Google was part of a joint statement with other tech giants, including Facebook, LinkedIn, Microsoft, Reddit, and Twitter, vowing to band together to fight “fraud and misinformation about the virus” while “elevating authoritative content on our platforms, and sharing critical updates in coordination with government healthcare agencies around the world.”

These efforts include a 24-hour “incident response team” to promote accurate information and take down erroneous content, and Google’s sister site Verily partnering with the federal government to develop an online tool to evaluate fears about potential cases and evaluate the need for testing.

On October 16, Google announced that it was taking a variety of steps to reduce the need for workers to physically come into its offices, among them a temporary increase in its “reliance on automated systems” to “review content on our platforms, like YouTube.” YouTube elaborated that these systems “will start removing some content without human review,” although such removals won’t accompany account strikes “except in cases where we have high confidence that it’s violative.”

News 18 reported that to curb the dissemination of phony or otherwise-unreliable apps on the subject, Google has taken to censoring search results for “coronavirus,” “COVID 19,” and “COVID-19” on the Google Play store (but not “COVID19” without spaces).

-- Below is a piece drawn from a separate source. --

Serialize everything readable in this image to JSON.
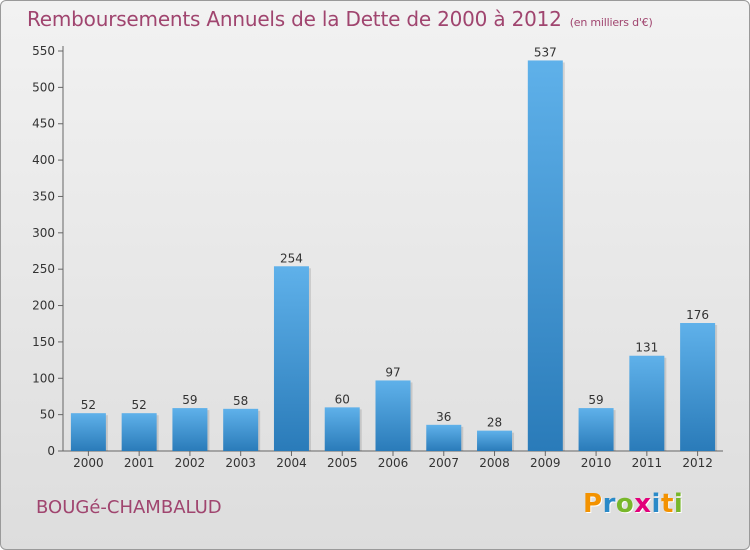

In doing so, they inadvertently blocked users from finding and downloading the official CNN and U.S. Centers for Disease Control apps, as well as the apps for news sites such as NHK World Japan, News Republic, and Channel News Asia.

The company also said that, per its “sensitive events” policy, videos with “more than a passing mention of the coronavirus” will be ineligible for monetization, a reveal panned by critics.

“Some commenters wondered if the demonetization would hit only smaller creators, while big media outlets and ‘late night hosts’ would still be able to discuss coronavirus, and continue to make money on YouTube,” Reclaim the Net’s Didi Rankovic wrote. “According to these rules, sensitive events are ‘atrocious acts that result in the loss of human lives’ – mass shootings, armed conflict, death, tragic events, and terrorist acts.”

Rankovic fears this “deliberately broad and vague language” could be used to “demonetize every channel dealing with current news in pretty much any format.”